Kellan, sin contenerse más, estaba completamente desinhibido.
La mezcla de rudeza y ternura en su tacto era innegable.
Al día siguiente, cuando Allison se despertó, recibió una llamada del hospital. En su estado de aturdimiento, Allison oyó una voz de pánico al otro lado del teléfono. «La señorita Hayes de la cama tres ha desaparecido».
Allison se puso inmediatamente en alerta. «¿Qué quieres decir?».
La enfermera sonaba desesperada. «Lo sentimos mucho. Ha sido un error nuestro. La señorita Hayes no está en el hospital. ¿Se ha puesto en contacto contigo? Por favor, ven al hospital inmediatamente».
Informó rápidamente a Kellan y se apresuraron a ir al hospital.
«Sra. Clarke, le pedimos disculpas. Las imágenes de seguridad muestran que la Srta. Hayes se quitó el gotero y se fue por su cuenta». La enfermera los guió hasta la sala.
La cama estaba vacía.
Las zapatillas de Amya estaban junto a la cama, una clara señal de que se había levantado, se había puesto los zapatos y se había ido.
«La vimos hace solo diez minutos, pero cuando volvimos para cambiarle la medicación, la señorita Hayes se había ido».
Allison frunció el ceño, una sensación de inquietud se apoderó de ella.
«¿Te diste cuenta de lo que estaba haciendo la última vez que la viste?». La enfermera hizo una pausa para pensar.
«Déjame recordar», dijo, y su voz se desvaneció.
Después de un momento, volvió a hablar, con voz insegura. «Parece que estaba hablando por teléfono y sostenía una tarjeta bancaria».
Allison se sintió aún más inquieta.
Amya no era de las que se iban sin avisar.
Esa llamada telefónica debía de ser la causa de su desaparición.
«Entiendo.

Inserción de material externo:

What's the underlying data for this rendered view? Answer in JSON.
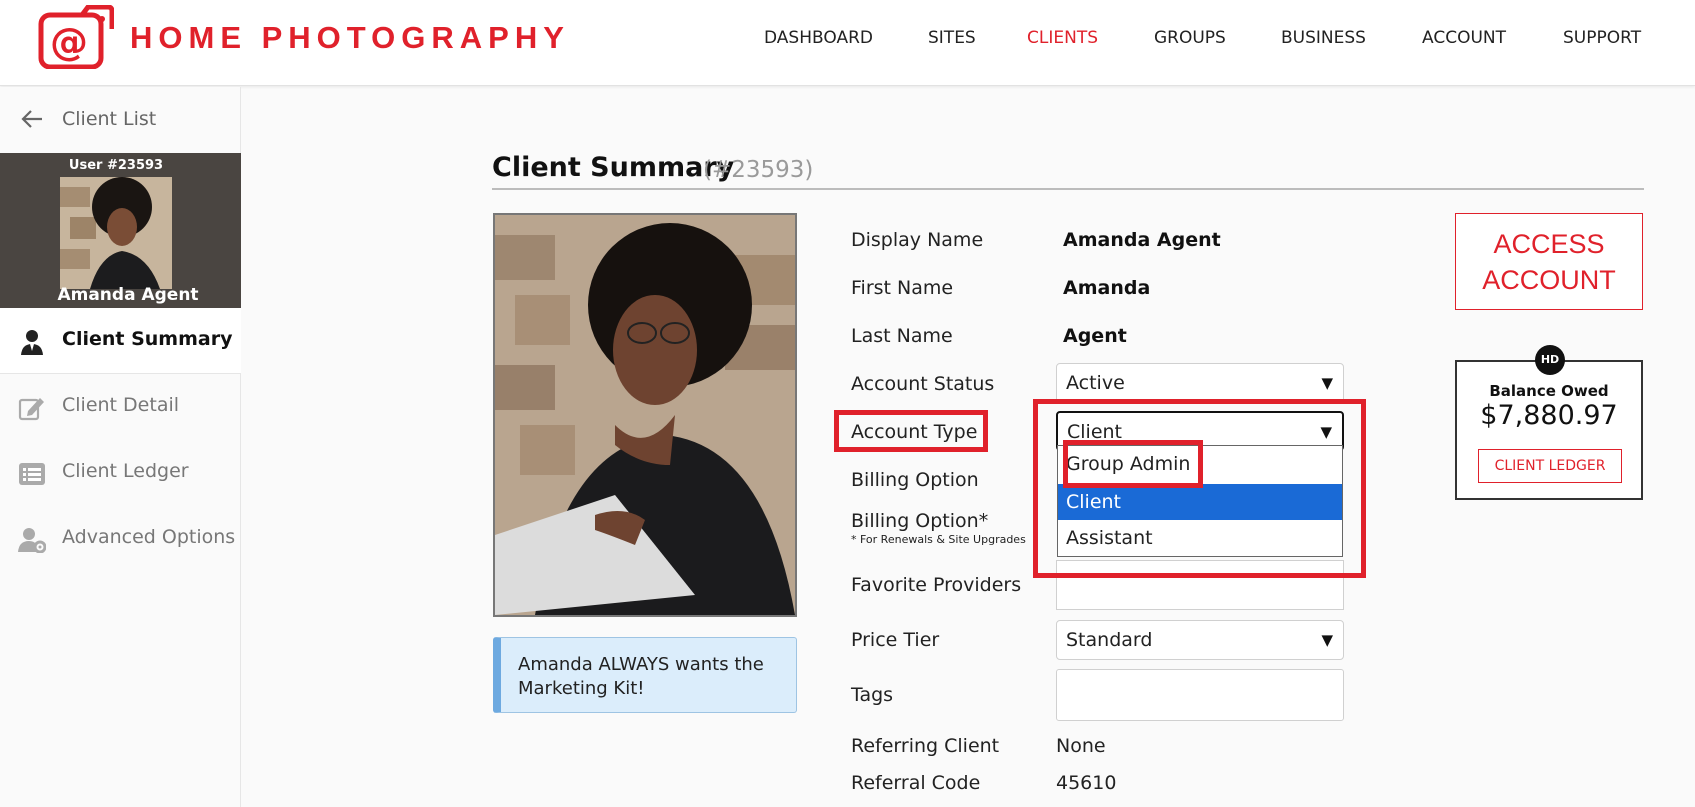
{
  "brand": {
    "name": "HOME PHOTOGRAPHY"
  },
  "nav": {
    "items": [
      "DASHBOARD",
      "SITES",
      "CLIENTS",
      "GROUPS",
      "BUSINESS",
      "ACCOUNT",
      "SUPPORT"
    ],
    "active": "CLIENTS"
  },
  "sidebar": {
    "back_label": "Client List",
    "user_id": "User #23593",
    "user_name": "Amanda Agent",
    "items": [
      {
        "label": "Client Summary",
        "icon": "user-suit-icon",
        "active": true
      },
      {
        "label": "Client Detail",
        "icon": "edit-icon"
      },
      {
        "label": "Client Ledger",
        "icon": "list-icon"
      },
      {
        "label": "Advanced Options",
        "icon": "user-gear-icon"
      }
    ]
  },
  "page": {
    "title": "Client Summary",
    "id": "(#23593)"
  },
  "note": "Amanda ALWAYS wants the Marketing Kit!",
  "fields": {
    "display_name": {
      "label": "Display Name",
      "value": "Amanda Agent"
    },
    "first_name": {
      "label": "First Name",
      "value": "Amanda"
    },
    "last_name": {
      "label": "Last Name",
      "value": "Agent"
    },
    "account_status": {
      "label": "Account Status",
      "value": "Active"
    },
    "account_type": {
      "label": "Account Type",
      "value": "Client",
      "options": [
        "Group Admin",
        "Client",
        "Assistant"
      ]
    },
    "billing_option": {
      "label": "Billing Option"
    },
    "billing_option2": {
      "label": "Billing Option*",
      "note": "* For Renewals & Site Upgrades"
    },
    "favorite_providers": {
      "label": "Favorite Providers"
    },
    "price_tier": {
      "label": "Price Tier",
      "value": "Standard"
    },
    "tags": {
      "label": "Tags"
    },
    "referring_client": {
      "label": "Referring Client",
      "value": "None"
    },
    "referral_code": {
      "label": "Referral Code",
      "value": "45610"
    }
  },
  "access_button": {
    "label": "ACCESS ACCOUNT"
  },
  "balance": {
    "badge": "HD",
    "label": "Balance Owed",
    "amount": "$7,880.97",
    "ledger_button": "CLIENT LEDGER"
  },
  "colors": {
    "brand": "#e0212b",
    "selected_option": "#1a6ad6",
    "note_bg": "#dbedfb",
    "annotation": "#e0212b"
  }
}
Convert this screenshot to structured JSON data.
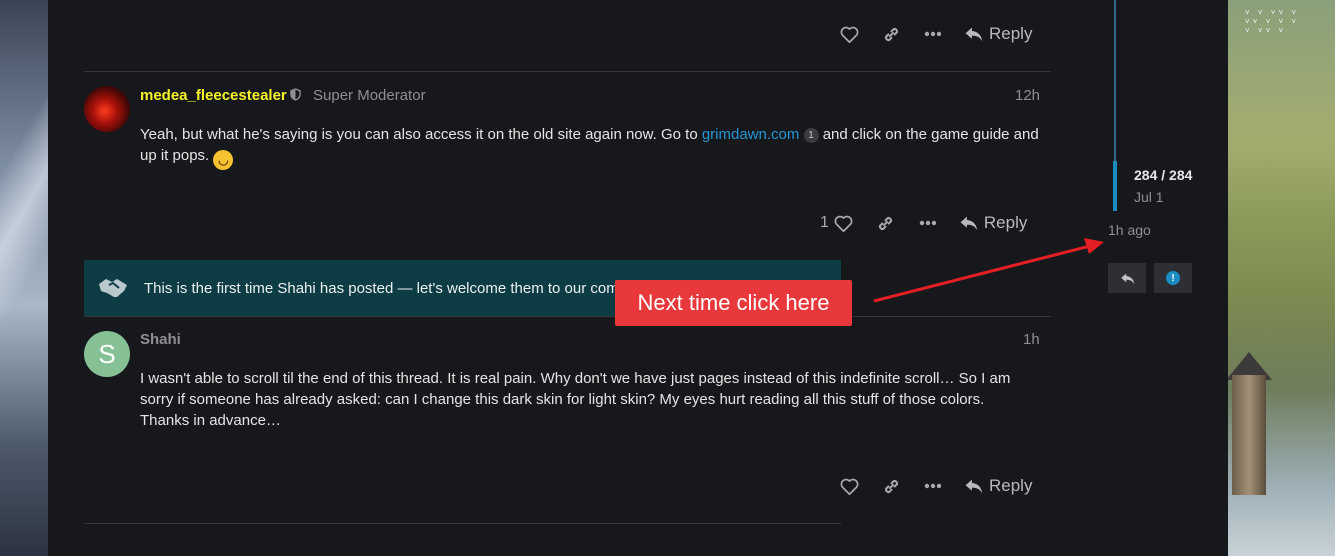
{
  "post_actions": {
    "reply_label": "Reply",
    "like_count_post1": "1"
  },
  "post1": {
    "username": "medea_fleecestealer",
    "user_title": "Super Moderator",
    "date": "12h",
    "text_before_link": "Yeah, but what he's saying is you can also access it on the old site again now. Go to",
    "link_text": "grimdawn.com",
    "link_click_count": "1",
    "text_after_link": "and click on the game guide and",
    "text_line2": "up it pops."
  },
  "welcome_notice": {
    "text": "This is the first time Shahi has posted — let's welcome them to our com"
  },
  "post2": {
    "avatar_letter": "S",
    "username": "Shahi",
    "date": "1h",
    "line1": "I wasn't able to scroll til the end of this thread. It is real pain. Why don't we have just pages instead of this indefinite scroll… So I am",
    "line2": "sorry if someone has already asked: can I change this dark skin for light skin? My eyes hurt reading all this stuff of those colors.",
    "line3": "Thanks in advance…"
  },
  "callout": {
    "text": "Next time click here"
  },
  "timeline": {
    "position": "284 / 284",
    "date": "Jul 1",
    "last_activity": "1h ago"
  },
  "colors": {
    "background": "#17181c",
    "accent_link": "#2596d6",
    "username_post1": "#f6f32a",
    "username_post2": "#8e8f93",
    "welcome_bg": "#0d3c45",
    "callout_bg": "#e8383b",
    "arrow": "#e41f23"
  },
  "icons": [
    "heart-icon",
    "link-icon",
    "ellipsis-icon",
    "reply-icon",
    "shield-icon",
    "handshake-icon",
    "info-icon"
  ]
}
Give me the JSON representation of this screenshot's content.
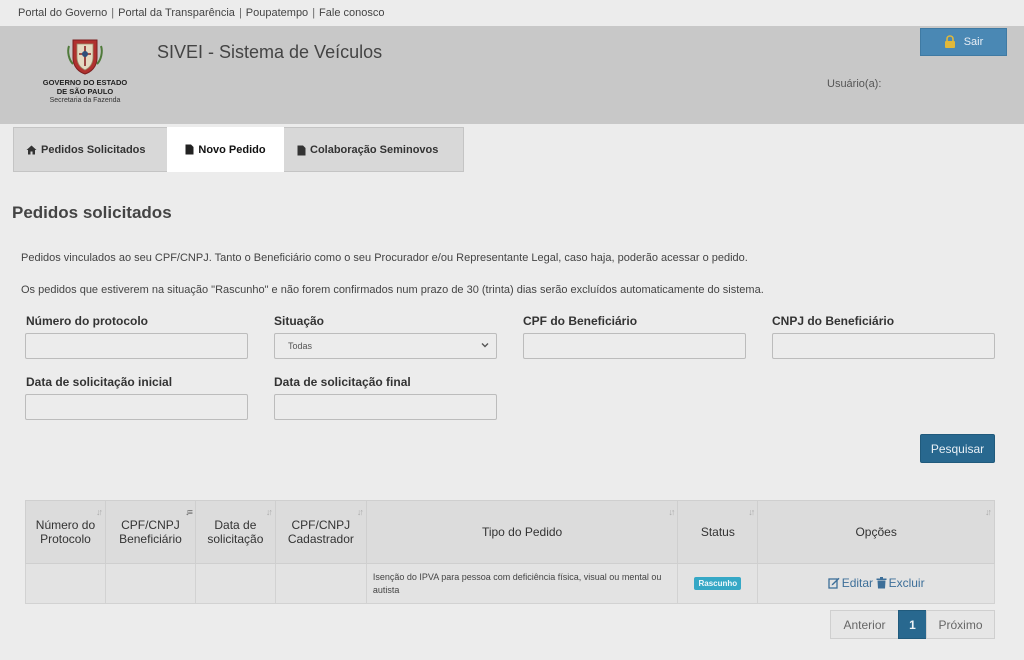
{
  "top_links": [
    "Portal do Governo",
    "Portal da Transparência",
    "Poupatempo",
    "Fale conosco"
  ],
  "header": {
    "logo_line1": "GOVERNO DO ESTADO",
    "logo_line2": "DE SÃO PAULO",
    "logo_line3": "Secretaria da Fazenda",
    "app_title": "SIVEI - Sistema de Veículos",
    "user_label": "Usuário(a):",
    "logout_label": "Sair"
  },
  "tabs": [
    {
      "label": "Pedidos Solicitados",
      "icon": "home-icon"
    },
    {
      "label": "Novo Pedido",
      "icon": "document-icon"
    },
    {
      "label": "Colaboração Seminovos",
      "icon": "document-icon"
    }
  ],
  "page": {
    "title": "Pedidos solicitados",
    "info1": "Pedidos vinculados ao seu CPF/CNPJ. Tanto o Beneficiário como o seu Procurador e/ou Representante Legal, caso haja, poderão acessar o pedido.",
    "info2": "Os pedidos que estiverem na situação \"Rascunho\" e não forem confirmados num prazo de 30 (trinta) dias serão excluídos automaticamente do sistema."
  },
  "filters": {
    "protocolo_label": "Número do protocolo",
    "situacao_label": "Situação",
    "situacao_value": "Todas",
    "cpf_label": "CPF do Beneficiário",
    "cnpj_label": "CNPJ do Beneficiário",
    "data_inicial_label": "Data de solicitação inicial",
    "data_final_label": "Data de solicitação final",
    "search_label": "Pesquisar"
  },
  "table": {
    "columns": [
      "Número do Protocolo",
      "CPF/CNPJ Beneficiário",
      "Data de solicitação",
      "CPF/CNPJ Cadastrador",
      "Tipo do Pedido",
      "Status",
      "Opções"
    ],
    "rows": [
      {
        "protocolo": "",
        "cpf_beneficiario": "",
        "data": "",
        "cpf_cadastrador": "",
        "tipo": "Isenção do IPVA para pessoa com deficiência física, visual ou mental ou autista",
        "status": "Rascunho",
        "edit_label": "Editar",
        "delete_label": "Excluir"
      }
    ]
  },
  "pagination": {
    "prev": "Anterior",
    "current": "1",
    "next": "Próximo"
  },
  "colors": {
    "header_bg": "#c8c8c8",
    "primary_button": "#28688f",
    "status_badge": "#36a8c6",
    "link": "#3d6f99"
  }
}
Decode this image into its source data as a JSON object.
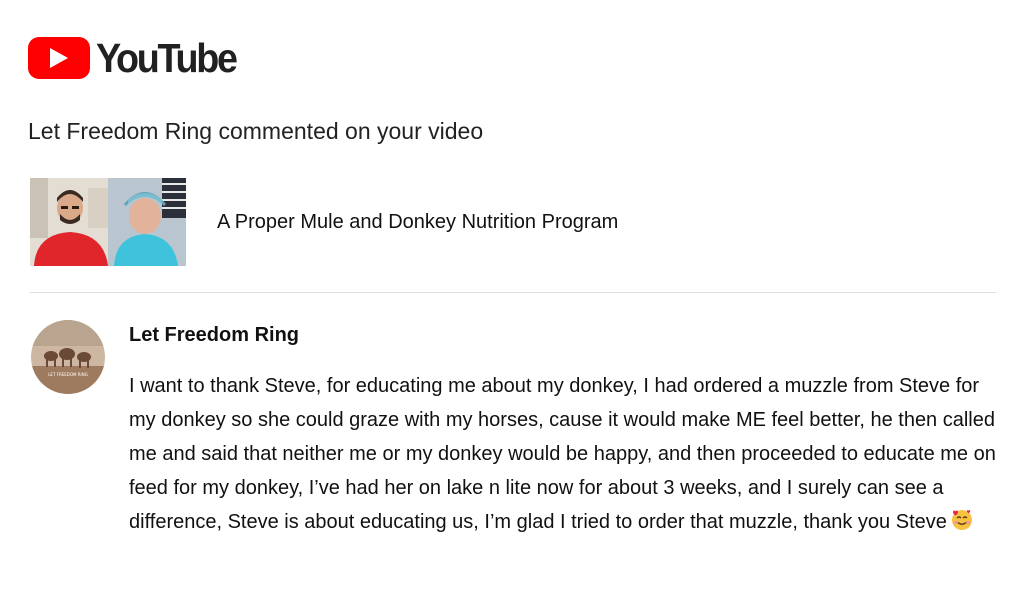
{
  "brand": {
    "logo_text": "YouTube",
    "accent_color": "#ff0000",
    "play_icon": "play-icon"
  },
  "notification": {
    "headline": "Let Freedom Ring commented on your video"
  },
  "video": {
    "title": "A Proper Mule and Donkey Nutrition Program",
    "thumbnail_icon": "video-thumbnail"
  },
  "comment": {
    "author": "Let Freedom Ring",
    "avatar_text": "LET FREEDOM RING",
    "text": "I want to thank Steve, for educating me about my donkey, I had ordered a muzzle from Steve for my donkey so she could graze with my horses, cause it would make ME feel better, he then called me and said that neither me or my donkey would be happy, and then proceeded to educate me on feed for my donkey, I’ve had her on lake n lite now for about 3 weeks, and I surely can see a difference, Steve is about educating us, I’m glad I tried to order that muzzle, thank you Steve",
    "emoji": "smiling-face-with-hearts-emoji"
  }
}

Ya puedes volver a tus tareas. Iremos a buscarla».
«Claro», respondió la enfermera asintiendo. «Llámame si necesitas algo».
Cuando la enfermera se fue, Allison y Kellan registraron toda la cama.
Retiraron el edredón, pero no encontraron nada fuera de lo común. Kellan pensó por un momento.
«Su teléfono también ha desaparecido. Debe de haber planeado irse, no haber sido sorprendida por algo».
Allison asintió con la cabeza. «Me temo que fue a encontrarse con alguien con quien no debería haberlo hecho».
Mientras hablaba, abrió el cajón de la mesilla de noche.